The public has mainly seen them in war footage from Afghanistan and Pakistan. TV likes them because they produce good video. Opposition so far has primarily come from conservatives. Drones were addressed in many state GOP platforms and 29 states have introduced drone legislation. Some states want warrant requirement. In a 2011 report, ACLU argued for “reasonable belief” standard for drone use, while the Tea Party mostly wants probable cause warrants. Law professor Ryan Calo has called drones the leading edge of privacy movement.

These issues are mostly being confronted at the state level, not by the feds. Crump thinks  maybe the "privacy community" (whatever that is) is making a mistake by focusing on feds, suggesting advocates should target 10-15 states to pass model legislation.

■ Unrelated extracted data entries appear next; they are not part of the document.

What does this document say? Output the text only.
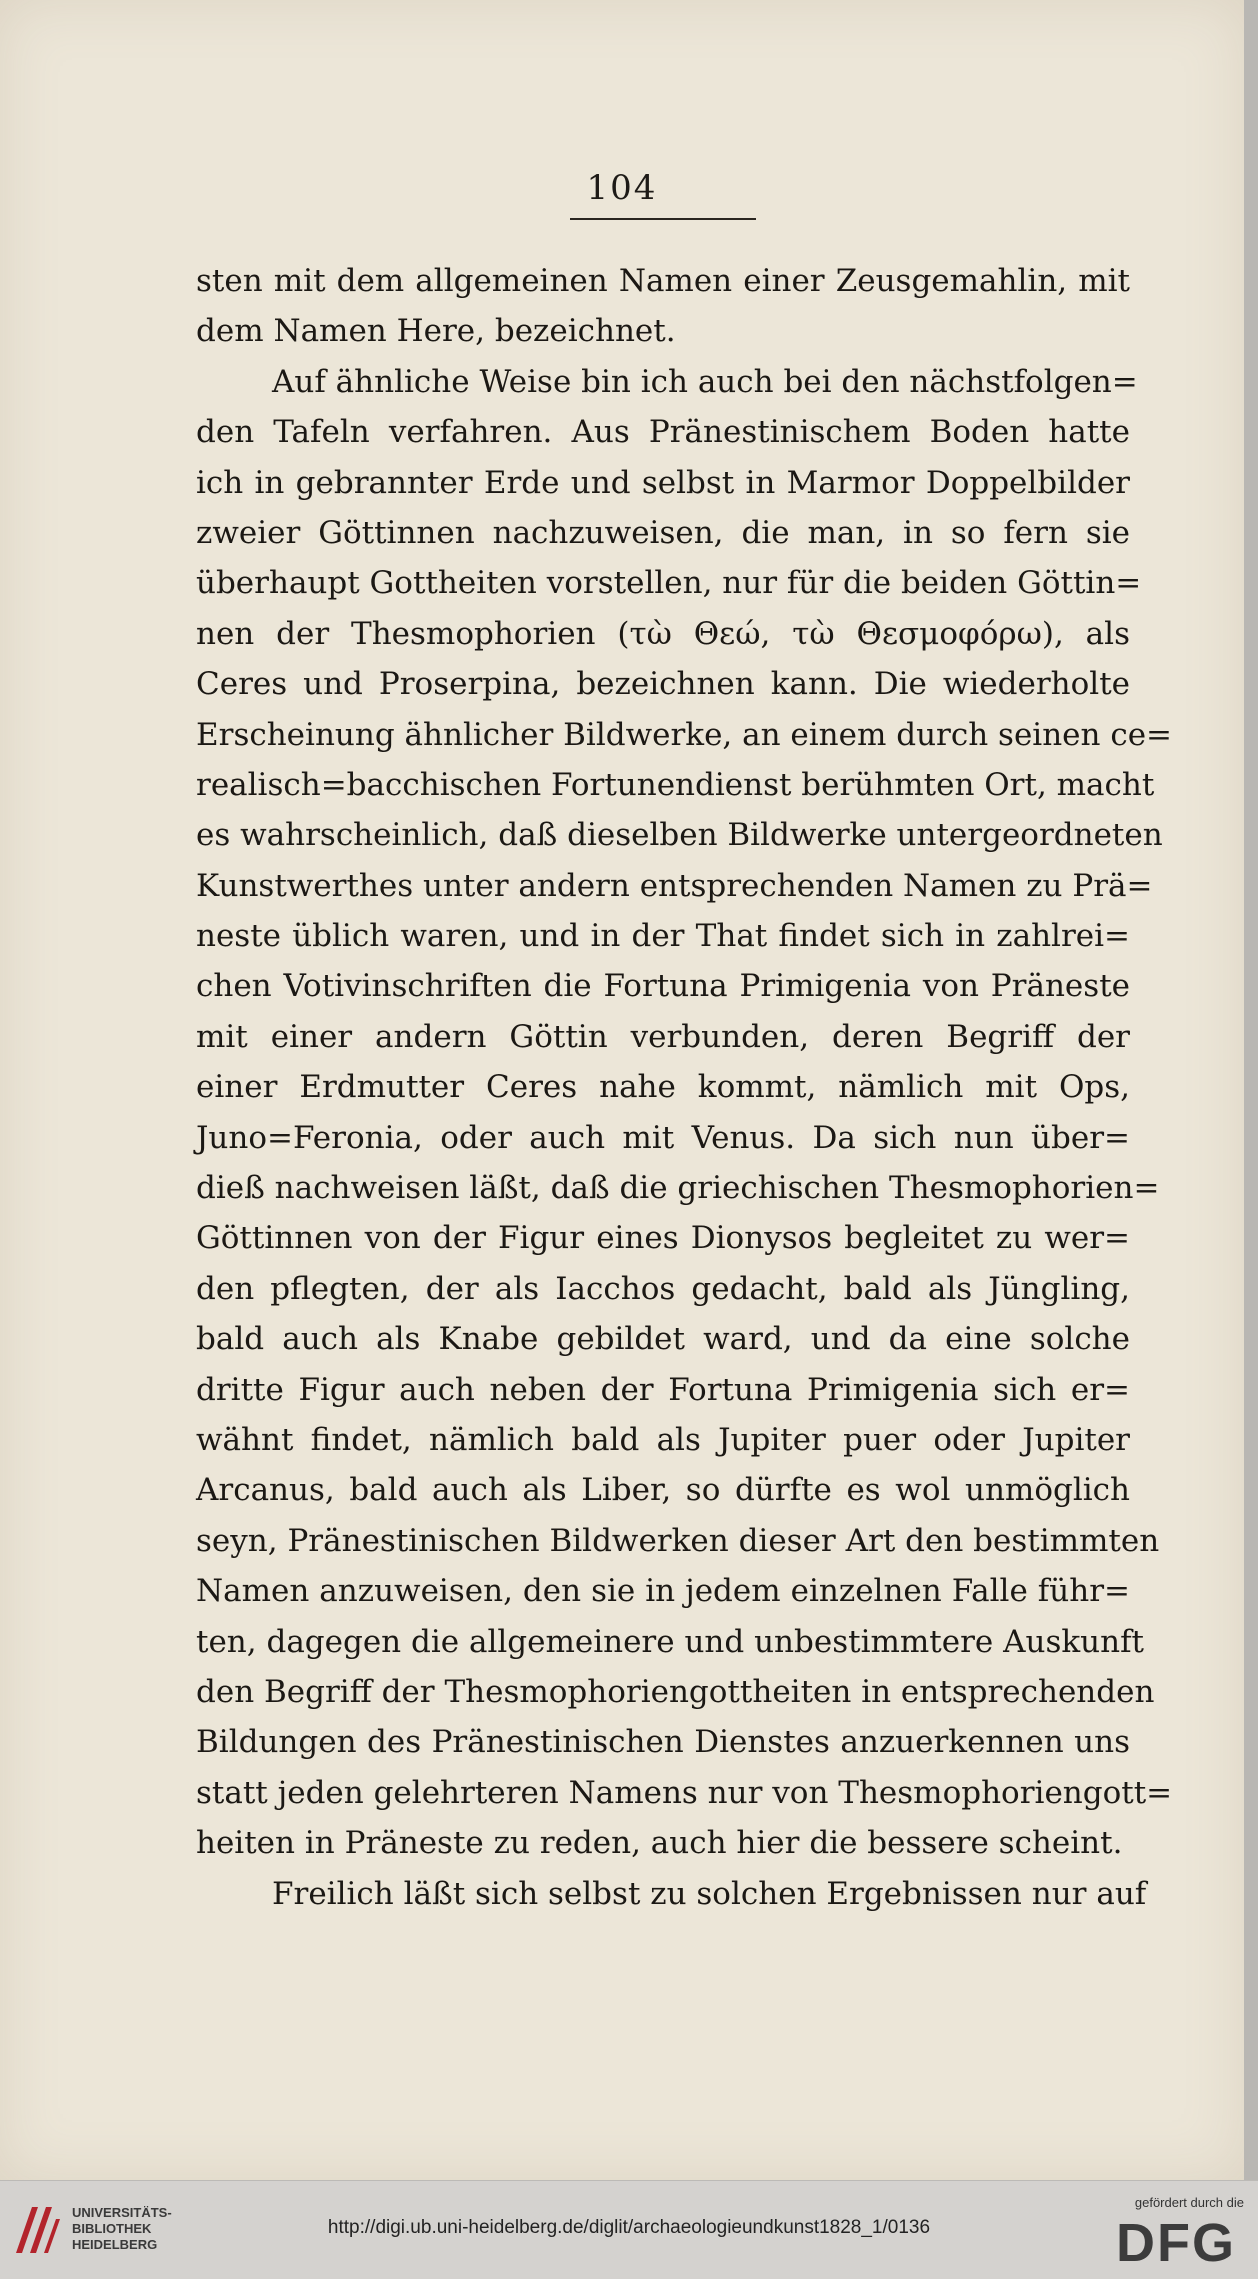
104
sten mit dem allgemeinen Namen einer Zeusgemahlin, mit
dem Namen Here, bezeichnet.
Auf ähnliche Weise bin ich auch bei den nächstfolgen=
den Tafeln verfahren. Aus Pränestinischem Boden hatte
ich in gebrannter Erde und selbst in Marmor Doppelbilder
zweier Göttinnen nachzuweisen, die man, in so fern sie
überhaupt Gottheiten vorstellen, nur für die beiden Göttin=
nen der Thesmophorien (τὼ Θεώ, τὼ Θεσμοφόρω), als
Ceres und Proserpina, bezeichnen kann. Die wiederholte
Erscheinung ähnlicher Bildwerke, an einem durch seinen ce=
realisch=bacchischen Fortunendienst berühmten Ort, macht
es wahrscheinlich, daß dieselben Bildwerke untergeordneten
Kunstwerthes unter andern entsprechenden Namen zu Prä=
neste üblich waren, und in der That findet sich in zahlrei=
chen Votivinschriften die Fortuna Primigenia von Pränestе
mit einer andern Göttin verbunden, deren Begriff der
einer Erdmutter Ceres nahe kommt, nämlich mit Ops,
Juno=Feronia, oder auch mit Venus. Da sich nun über=
dieß nachweisen läßt, daß die griechischen Thesmophorien=
Göttinnen von der Figur eines Dionysos begleitet zu wer=
den pflegten, der als Iacchos gedacht, bald als Jüngling,
bald auch als Knabe gebildet ward, und da eine solche
dritte Figur auch neben der Fortuna Primigenia sich er=
wähnt findet, nämlich bald als Jupiter puer oder Jupiter
Arcanus, bald auch als Liber, so dürfte es wol unmöglich
seyn, Pränestinischen Bildwerken dieser Art den bestimmten
Namen anzuweisen, den sie in jedem einzelnen Falle führ=
ten, dagegen die allgemeinere und unbestimmtere Auskunft
den Begriff der Thesmophoriengottheiten in entsprechenden
Bildungen des Pränestinischen Dienstes anzuerkennen uns
statt jeden gelehrteren Namens nur von Thesmophoriengott=
heiten in Pränestе zu reden, auch hier die bessere scheint.
Freilich läßt sich selbst zu solchen Ergebnissen nur auf
UNIVERSITÄTS-
BIBLIOTHEK
HEIDELBERG
http://digi.ub.uni-heidelberg.de/diglit/archaeologieundkunst1828_1/0136
gefördert durch die
DFG
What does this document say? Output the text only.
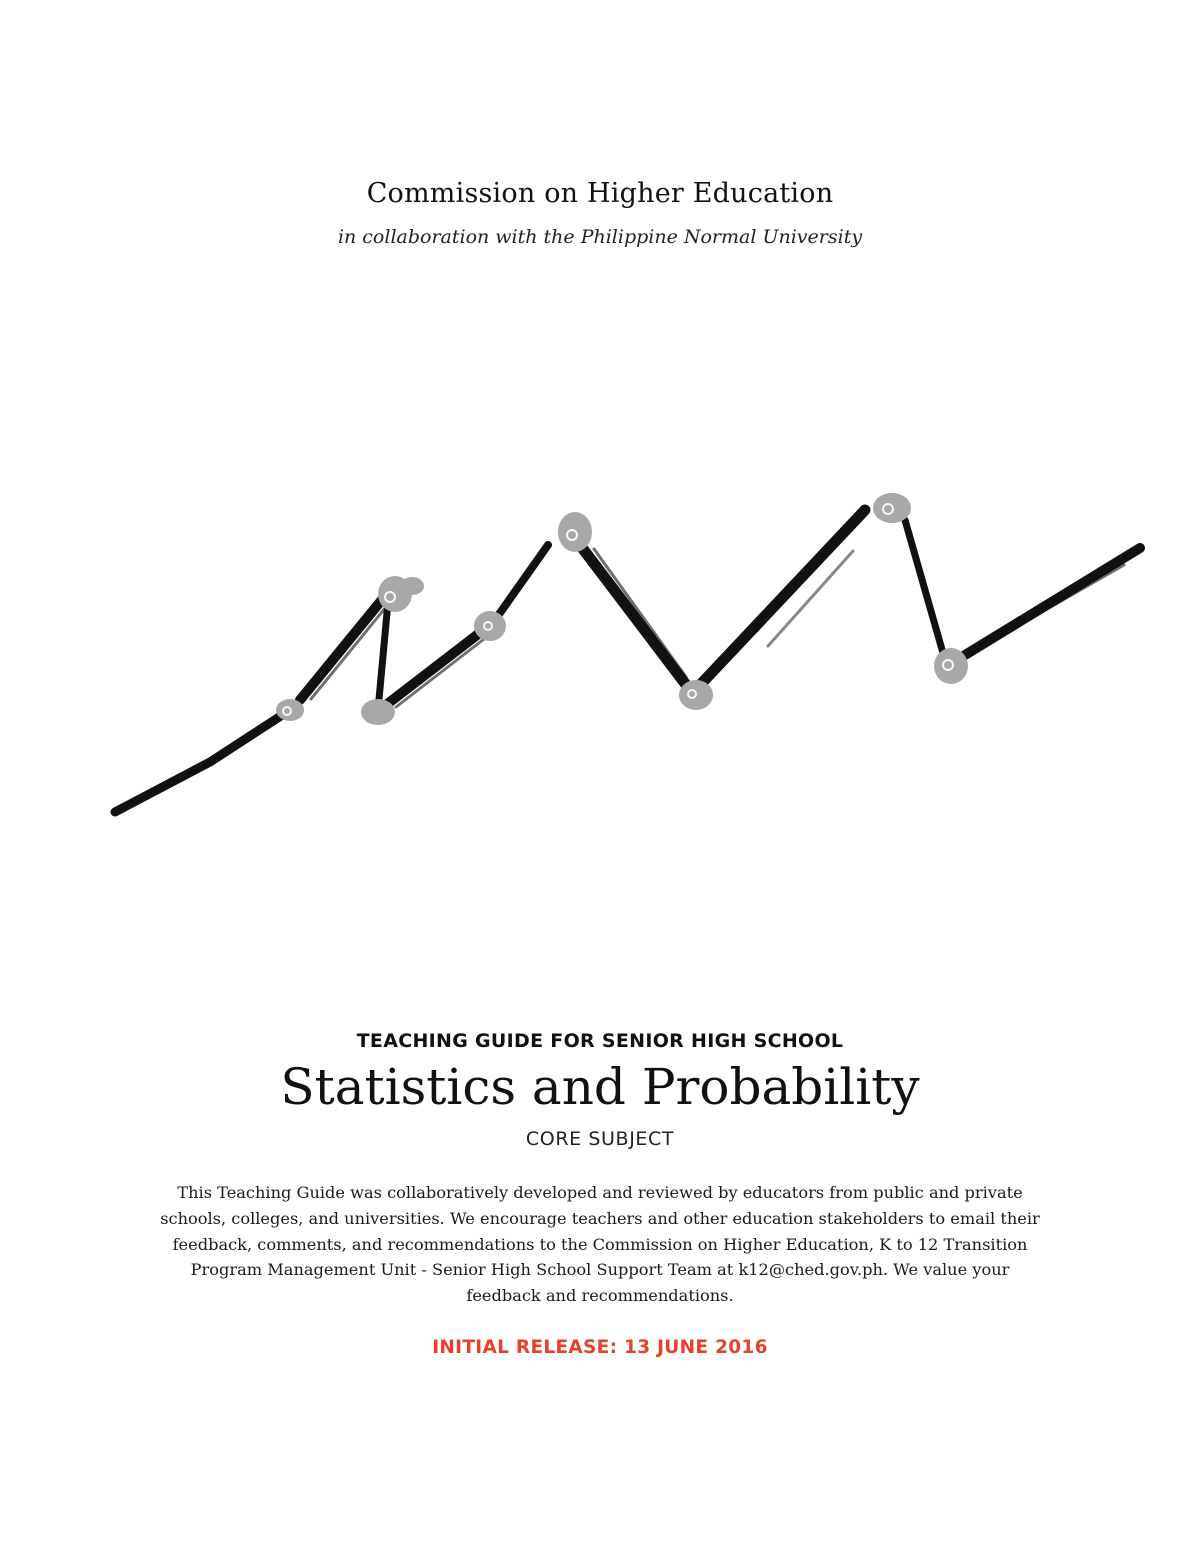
Commission on Higher Education
in collaboration with the Philippine Normal University
TEACHING GUIDE FOR SENIOR HIGH SCHOOL
Statistics and Probability
CORE SUBJECT
This Teaching Guide was collaboratively developed and reviewed by educators from public and private schools, colleges, and universities. We encourage teachers and other education stakeholders to email their feedback, comments, and recommendations to the Commission on Higher Education, K to 12 Transition Program Management Unit - Senior High School Support Team at k12@ched.gov.ph. We value your feedback and recommendations.
INITIAL RELEASE: 13 JUNE 2016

The key constitutional questions surrounding drones relate to First Amendment questions and the third-party doctrine exception to the Fourth Amendment, she said, as the day drew to a close.

In the Q and A session, Kevin Bankston of the Center for Democracy and Technology recommended the fiction book,“Kill Decision,” on autonomous drones integrated with facial recognition and other privacy invading tech.

See prior Grits posts from the conference:
And, see prior Grits drone-related coverage:


doran said...

Civilian anti-drone technology may be available soon. See this

Gritsforbreakfast said...

There's already a civilian anti-drone technology, it's called a firearm!

OTOH, how would that impact the drone delivering you pizza?

doran said...

I favor the non-violent approach of using electronics or barrage balloons. The latter can be a lot of fun and very colorful.

Gritsforbreakfast said...

As long as it doesn't interfere with getting my pizza! ;)

Anonymous said...

I see drones for border patrol, looking for lost hikers, children but as far as flying around spying on everybody, Hell No.